Many funds that Morningstar tracks are aimed at retail investors who might withdraw their money on a daily basis, managed by well-known names like Aviva. AV.L and legal and general LGEN.L.

These funds were also put on hold during the 2008/09 financial crisis and after the Brexit vote in 2016 because their hard-to-sell assets prevented them from meeting daily redemption requests.

But this crisis has spread further to the UK’s £ 70 billion real estate fund industry.

For the first time, funds intended for institutional investors such as charities and pension funds have also closed.

These funds generally only allow monthly or quarterly redemptions.

Twenty of 29 institutional funds in the MSCI / AREF UK All Balanced Property Fund index have suspended or deferred redemption payments, Reuters survey finds, including funds managed by BlackRock BLK.N, Hermès federated FHI.N, Savills and Schroders SDR.L.

Three with different structures remained open and six did not respond to requests for comment.


Industry sources have said funds are unlikely to be thawed until September, and what happens then is unclear.

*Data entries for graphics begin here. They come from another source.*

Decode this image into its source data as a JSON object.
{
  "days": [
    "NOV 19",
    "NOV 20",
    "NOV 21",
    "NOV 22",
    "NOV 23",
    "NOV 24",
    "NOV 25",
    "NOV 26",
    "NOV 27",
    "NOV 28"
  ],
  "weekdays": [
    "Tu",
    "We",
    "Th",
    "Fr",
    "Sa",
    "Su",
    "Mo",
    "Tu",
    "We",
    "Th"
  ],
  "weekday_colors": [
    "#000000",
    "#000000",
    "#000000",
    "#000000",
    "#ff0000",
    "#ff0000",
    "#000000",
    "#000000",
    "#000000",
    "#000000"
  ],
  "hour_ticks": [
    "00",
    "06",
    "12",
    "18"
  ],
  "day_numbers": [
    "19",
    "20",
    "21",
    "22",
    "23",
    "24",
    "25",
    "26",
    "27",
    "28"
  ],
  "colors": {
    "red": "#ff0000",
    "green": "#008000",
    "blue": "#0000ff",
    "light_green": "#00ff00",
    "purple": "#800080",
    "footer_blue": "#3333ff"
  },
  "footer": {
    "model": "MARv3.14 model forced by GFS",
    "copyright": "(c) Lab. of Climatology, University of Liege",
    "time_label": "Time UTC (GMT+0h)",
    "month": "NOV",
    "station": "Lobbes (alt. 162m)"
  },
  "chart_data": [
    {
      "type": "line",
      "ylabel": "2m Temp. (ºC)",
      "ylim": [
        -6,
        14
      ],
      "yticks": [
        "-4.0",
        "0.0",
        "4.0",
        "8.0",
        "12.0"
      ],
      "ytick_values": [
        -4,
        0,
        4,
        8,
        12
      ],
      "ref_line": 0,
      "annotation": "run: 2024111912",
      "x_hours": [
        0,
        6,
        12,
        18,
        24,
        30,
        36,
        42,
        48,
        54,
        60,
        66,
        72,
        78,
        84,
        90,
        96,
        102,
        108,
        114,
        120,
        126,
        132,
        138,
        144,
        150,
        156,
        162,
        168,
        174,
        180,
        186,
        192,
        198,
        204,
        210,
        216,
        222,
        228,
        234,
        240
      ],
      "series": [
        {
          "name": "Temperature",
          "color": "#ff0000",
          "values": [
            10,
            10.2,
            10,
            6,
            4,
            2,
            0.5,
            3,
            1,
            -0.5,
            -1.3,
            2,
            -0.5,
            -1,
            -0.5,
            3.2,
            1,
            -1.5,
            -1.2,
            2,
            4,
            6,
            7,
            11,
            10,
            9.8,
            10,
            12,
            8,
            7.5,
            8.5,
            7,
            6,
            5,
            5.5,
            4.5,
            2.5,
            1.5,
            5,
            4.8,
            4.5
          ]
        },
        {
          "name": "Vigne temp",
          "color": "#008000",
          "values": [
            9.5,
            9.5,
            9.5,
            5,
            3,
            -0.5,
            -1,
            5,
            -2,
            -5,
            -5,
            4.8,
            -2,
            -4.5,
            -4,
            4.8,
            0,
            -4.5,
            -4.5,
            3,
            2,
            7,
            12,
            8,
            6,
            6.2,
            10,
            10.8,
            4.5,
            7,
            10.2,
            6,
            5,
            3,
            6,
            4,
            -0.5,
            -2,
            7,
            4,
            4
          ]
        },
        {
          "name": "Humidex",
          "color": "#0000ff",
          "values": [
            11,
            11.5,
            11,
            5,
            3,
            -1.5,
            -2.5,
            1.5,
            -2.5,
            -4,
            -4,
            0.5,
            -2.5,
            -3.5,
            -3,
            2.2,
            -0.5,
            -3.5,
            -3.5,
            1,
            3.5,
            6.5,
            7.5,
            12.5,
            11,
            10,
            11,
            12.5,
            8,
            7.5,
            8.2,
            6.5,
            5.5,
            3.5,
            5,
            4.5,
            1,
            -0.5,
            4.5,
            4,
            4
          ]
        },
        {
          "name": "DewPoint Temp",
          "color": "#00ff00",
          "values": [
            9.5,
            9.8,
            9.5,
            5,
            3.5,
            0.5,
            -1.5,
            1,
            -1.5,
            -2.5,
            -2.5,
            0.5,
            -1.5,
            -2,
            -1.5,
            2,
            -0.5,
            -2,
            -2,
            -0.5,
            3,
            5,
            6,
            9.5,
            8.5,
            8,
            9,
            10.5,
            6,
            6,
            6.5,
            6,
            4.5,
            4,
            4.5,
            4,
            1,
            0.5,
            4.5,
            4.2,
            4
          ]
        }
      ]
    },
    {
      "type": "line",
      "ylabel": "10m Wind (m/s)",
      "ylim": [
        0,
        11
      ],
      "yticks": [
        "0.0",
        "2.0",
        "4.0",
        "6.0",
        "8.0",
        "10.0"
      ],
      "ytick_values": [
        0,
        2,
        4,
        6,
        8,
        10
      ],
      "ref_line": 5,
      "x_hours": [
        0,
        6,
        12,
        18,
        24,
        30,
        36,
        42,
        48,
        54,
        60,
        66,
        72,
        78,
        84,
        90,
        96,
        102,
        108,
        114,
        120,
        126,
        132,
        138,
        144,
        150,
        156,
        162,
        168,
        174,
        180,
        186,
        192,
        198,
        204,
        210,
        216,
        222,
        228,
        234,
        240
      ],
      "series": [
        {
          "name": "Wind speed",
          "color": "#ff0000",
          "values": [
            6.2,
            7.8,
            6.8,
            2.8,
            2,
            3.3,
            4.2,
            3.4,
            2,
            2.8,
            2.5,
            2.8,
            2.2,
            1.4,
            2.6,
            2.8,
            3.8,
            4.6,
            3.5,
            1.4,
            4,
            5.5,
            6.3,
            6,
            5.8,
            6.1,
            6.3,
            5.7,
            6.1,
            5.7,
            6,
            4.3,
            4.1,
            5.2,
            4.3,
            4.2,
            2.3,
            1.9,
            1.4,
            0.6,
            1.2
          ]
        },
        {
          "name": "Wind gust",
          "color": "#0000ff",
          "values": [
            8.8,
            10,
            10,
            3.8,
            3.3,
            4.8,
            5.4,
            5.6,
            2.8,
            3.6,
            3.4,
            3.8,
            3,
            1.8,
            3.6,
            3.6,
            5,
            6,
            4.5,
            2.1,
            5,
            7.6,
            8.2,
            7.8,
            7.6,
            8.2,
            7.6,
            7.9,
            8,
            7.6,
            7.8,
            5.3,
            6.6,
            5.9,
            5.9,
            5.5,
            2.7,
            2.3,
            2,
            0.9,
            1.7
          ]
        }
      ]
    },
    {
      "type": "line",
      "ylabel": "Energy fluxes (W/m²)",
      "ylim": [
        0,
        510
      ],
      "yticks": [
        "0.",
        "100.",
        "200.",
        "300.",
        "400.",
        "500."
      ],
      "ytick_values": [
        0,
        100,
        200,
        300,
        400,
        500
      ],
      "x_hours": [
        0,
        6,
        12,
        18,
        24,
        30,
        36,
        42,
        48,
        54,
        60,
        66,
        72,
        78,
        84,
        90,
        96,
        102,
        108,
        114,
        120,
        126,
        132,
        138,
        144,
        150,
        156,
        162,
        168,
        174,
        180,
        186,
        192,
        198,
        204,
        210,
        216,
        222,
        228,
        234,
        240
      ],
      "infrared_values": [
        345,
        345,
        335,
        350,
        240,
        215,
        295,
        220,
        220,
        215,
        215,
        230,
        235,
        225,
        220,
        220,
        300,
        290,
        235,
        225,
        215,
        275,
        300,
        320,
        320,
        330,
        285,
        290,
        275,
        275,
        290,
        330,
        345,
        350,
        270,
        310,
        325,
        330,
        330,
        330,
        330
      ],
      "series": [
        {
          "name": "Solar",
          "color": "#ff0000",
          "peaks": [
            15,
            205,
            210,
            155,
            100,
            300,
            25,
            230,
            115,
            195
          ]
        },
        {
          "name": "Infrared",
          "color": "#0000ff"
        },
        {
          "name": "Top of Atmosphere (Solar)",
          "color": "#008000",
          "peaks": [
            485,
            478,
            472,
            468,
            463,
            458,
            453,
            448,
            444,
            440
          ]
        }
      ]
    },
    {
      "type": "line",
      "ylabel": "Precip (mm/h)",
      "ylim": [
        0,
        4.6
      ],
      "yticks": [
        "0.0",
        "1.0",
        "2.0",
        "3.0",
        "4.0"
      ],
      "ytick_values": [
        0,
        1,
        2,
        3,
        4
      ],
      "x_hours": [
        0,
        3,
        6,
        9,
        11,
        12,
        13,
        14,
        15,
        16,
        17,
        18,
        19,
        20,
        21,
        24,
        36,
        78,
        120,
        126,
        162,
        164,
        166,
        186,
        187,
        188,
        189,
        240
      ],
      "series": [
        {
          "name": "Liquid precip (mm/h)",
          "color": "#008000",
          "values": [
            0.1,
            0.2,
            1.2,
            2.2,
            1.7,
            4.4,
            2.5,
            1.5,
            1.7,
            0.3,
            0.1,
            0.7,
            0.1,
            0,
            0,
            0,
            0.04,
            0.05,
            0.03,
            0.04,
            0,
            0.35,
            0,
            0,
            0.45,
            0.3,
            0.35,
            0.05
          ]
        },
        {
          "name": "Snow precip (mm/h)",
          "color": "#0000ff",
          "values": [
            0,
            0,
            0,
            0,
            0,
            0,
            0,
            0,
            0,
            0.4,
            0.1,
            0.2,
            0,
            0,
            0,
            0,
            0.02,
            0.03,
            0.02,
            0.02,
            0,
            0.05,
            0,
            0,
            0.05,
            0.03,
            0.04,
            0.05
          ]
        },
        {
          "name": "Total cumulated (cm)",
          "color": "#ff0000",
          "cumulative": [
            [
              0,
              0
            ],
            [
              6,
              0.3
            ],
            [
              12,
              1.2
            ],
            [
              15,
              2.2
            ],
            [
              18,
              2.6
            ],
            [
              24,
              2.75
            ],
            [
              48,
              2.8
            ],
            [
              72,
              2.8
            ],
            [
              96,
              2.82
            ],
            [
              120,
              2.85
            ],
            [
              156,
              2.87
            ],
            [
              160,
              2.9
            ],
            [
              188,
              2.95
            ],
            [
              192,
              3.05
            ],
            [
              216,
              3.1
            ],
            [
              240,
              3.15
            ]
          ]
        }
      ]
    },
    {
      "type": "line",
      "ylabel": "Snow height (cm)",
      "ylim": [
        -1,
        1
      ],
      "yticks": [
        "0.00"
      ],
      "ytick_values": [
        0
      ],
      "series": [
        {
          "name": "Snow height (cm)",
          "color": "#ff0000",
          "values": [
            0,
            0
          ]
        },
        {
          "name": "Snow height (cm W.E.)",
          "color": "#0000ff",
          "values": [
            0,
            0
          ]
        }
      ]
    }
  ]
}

Suspensions allow funds to treat clients on an equal footing, preventing a rush to exit, meaning the slower get a lower price for their investments.

The funds claim that these suspensions are linked to valuation issues and, exceptionally, do not follow a flood of redemption requests.

However, Morningstar data shows £ 126million left the major funds it tracks in the first half of March before they were suspended, up from £ 103million for the whole of February and 43million in January.

Investors can flee once funds are reopened.

“The suspensions hurt investor confidence,” said Ryan Hughes, head of active portfolios at the AJ Bell investment platform.

Retail funds claim to have high levels of liquidity, which helps them cope with any redemptions.

Institutional funds say their investors have a long-term view and will continue to focus on real estate for diversification and yield.

But for funds that need to sell assets to raise funds, it will be difficult.

Jessica Berney, manager of the £ 2.6bn Schroder UK property fund, said the fund had completed three significant deals since the virus outbreak, but there have been no new trades in the market since during.

Buyers are waiting – Ronald Dickerman, chairman of US real estate investor Madison, has said the company would like to “provide liquidity” to fund investors – but sources say any sale would likely be at discounted prices.

The funds could close if they cannot meet redemption requests. Veteran British investor Neil Woodford’s equity income fund suspended trading last June before closing in October.

To avoid future suspensions, the funds may change structure.

Alastair Sewell, senior director of fund and asset management at rating agency Fitch, said regulatory pressure could cause funds to follow their peers in countries like Finland or Germany, where investors real estate must hold investments from three months to two years.

The funds could also become investment trusts, which contain a fixed number of units.